Francophone patients and families
- The province’s health service organization must provide services in French like a government agency. This should mean better access to information and help in French, especially for system-wide services.
Patients using online health services
- A new digital health identifier will help confirm who you are when you access your health records or services online.
- You must give express consent (clear “yes”) for your personal health information to be used for this purpose, unless a future regulation says otherwise.
- Privacy safeguards include approved practices reviewed by the Information and Privacy Commissioner, public summaries of safeguards, and notices to you if there’s a privacy breach.
- If your digital ID is inactive for two years, it must be securely deleted. You can withdraw consent at any time (going forward).
Health workers and staffing agencies
- Temporary health staffing agencies that send workers (like nurses or PSWs) to hospitals or long-term care homes must report aggregate billing and pay-rate data to the Minister at least every six months and keep certain records for three years.

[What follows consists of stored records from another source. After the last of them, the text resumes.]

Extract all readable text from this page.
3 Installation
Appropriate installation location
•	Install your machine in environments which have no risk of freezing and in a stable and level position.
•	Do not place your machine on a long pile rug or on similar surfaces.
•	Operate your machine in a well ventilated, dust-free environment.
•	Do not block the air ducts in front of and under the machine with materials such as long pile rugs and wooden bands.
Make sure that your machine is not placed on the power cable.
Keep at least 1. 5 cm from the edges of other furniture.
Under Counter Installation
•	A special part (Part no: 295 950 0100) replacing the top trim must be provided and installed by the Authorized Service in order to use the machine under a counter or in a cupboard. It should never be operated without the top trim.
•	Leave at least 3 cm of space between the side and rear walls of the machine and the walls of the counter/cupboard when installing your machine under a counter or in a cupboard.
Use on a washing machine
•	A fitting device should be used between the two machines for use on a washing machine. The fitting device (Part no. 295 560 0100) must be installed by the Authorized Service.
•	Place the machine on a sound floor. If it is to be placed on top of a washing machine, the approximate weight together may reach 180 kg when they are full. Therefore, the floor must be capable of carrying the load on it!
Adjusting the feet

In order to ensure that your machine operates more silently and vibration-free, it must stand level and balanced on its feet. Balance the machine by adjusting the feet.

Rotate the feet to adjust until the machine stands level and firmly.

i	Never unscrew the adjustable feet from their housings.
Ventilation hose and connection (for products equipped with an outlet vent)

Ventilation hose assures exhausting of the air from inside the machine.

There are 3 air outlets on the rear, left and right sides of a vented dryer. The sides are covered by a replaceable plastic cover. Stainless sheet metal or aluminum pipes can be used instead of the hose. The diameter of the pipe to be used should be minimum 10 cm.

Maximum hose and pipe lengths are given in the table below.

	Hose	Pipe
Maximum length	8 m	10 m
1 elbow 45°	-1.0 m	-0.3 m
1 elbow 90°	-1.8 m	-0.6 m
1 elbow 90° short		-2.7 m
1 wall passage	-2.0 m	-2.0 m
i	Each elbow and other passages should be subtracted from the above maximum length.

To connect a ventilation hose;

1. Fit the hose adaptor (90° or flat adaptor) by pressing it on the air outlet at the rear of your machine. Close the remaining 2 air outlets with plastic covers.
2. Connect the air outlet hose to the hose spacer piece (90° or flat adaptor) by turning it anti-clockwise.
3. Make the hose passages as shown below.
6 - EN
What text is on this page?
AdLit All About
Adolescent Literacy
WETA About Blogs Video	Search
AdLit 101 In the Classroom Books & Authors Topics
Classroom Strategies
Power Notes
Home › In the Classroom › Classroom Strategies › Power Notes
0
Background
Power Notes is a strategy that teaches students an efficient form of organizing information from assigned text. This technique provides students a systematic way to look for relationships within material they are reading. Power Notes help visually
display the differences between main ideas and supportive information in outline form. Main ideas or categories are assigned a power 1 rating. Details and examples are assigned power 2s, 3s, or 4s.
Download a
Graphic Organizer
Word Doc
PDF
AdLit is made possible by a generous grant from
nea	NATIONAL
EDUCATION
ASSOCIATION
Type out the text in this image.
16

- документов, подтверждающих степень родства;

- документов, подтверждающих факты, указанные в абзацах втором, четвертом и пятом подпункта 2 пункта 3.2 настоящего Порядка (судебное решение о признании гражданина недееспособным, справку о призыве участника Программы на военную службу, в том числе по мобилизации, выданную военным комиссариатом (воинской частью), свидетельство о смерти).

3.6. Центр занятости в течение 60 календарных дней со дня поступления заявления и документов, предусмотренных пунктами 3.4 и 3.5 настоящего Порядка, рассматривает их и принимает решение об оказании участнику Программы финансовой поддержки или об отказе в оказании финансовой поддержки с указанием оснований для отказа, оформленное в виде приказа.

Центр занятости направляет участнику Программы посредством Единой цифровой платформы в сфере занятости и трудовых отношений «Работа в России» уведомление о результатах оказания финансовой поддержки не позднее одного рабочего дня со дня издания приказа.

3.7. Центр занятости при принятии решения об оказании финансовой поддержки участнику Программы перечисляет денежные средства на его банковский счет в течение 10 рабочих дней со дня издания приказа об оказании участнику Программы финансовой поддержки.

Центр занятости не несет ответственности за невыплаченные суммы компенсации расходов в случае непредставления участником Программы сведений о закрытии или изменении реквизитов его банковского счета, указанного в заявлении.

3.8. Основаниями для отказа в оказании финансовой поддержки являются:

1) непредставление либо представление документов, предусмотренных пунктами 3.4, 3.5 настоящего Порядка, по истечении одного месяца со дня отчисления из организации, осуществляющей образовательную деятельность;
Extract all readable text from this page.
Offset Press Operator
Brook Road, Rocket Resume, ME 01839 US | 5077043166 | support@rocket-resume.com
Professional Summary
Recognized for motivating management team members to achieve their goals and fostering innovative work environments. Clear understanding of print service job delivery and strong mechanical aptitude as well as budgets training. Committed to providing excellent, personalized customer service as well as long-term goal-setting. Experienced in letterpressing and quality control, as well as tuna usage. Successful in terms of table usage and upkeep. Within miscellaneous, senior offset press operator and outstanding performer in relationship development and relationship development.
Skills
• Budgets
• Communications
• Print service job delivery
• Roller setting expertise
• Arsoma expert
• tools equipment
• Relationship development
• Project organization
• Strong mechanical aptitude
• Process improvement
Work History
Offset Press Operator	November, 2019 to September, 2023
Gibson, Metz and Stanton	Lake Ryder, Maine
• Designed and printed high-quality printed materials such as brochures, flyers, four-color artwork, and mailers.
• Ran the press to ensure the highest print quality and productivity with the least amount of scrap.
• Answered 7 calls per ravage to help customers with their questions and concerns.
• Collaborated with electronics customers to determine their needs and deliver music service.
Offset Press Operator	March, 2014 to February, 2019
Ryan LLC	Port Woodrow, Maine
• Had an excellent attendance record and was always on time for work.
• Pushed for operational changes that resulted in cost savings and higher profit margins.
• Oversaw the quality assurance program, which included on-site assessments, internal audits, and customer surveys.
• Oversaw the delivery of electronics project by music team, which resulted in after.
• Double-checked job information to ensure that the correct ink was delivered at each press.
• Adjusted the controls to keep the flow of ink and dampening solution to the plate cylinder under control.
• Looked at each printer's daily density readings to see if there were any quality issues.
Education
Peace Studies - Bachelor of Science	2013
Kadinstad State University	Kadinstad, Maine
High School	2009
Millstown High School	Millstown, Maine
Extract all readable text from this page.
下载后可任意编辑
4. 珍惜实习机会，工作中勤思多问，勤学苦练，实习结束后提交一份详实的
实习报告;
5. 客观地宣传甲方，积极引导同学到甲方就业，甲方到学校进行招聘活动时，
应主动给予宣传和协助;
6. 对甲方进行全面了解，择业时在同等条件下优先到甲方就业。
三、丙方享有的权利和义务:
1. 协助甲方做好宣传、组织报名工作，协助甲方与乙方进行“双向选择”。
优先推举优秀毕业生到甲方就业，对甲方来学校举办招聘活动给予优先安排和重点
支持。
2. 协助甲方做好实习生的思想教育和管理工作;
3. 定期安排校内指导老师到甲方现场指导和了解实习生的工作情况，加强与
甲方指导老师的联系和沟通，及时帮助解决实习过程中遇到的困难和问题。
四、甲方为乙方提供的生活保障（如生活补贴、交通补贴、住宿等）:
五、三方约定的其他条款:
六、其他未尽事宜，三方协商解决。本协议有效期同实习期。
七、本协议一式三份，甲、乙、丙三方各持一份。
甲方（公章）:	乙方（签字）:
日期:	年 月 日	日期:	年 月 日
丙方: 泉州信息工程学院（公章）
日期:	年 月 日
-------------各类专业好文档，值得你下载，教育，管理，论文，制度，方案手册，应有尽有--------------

- Fines can apply for breaking the rules (up to $10,000 for an individual and $25,000 for a corporation). The government may publish some of the reported information.
Hospitals and long‑term care homes
- You may see more transparency about agency rates. Contracts and invoices tied to prescribed data must be kept for three years.
- Some digital identity steps will rely on your systems and links with the “prescribed organization” that runs the digital health identifiers.
People exposed to another person’s blood (first responders, victims)
- Nurse practitioners can now do many tasks in the Mandatory Blood Testing process, which could speed up access to tests and results.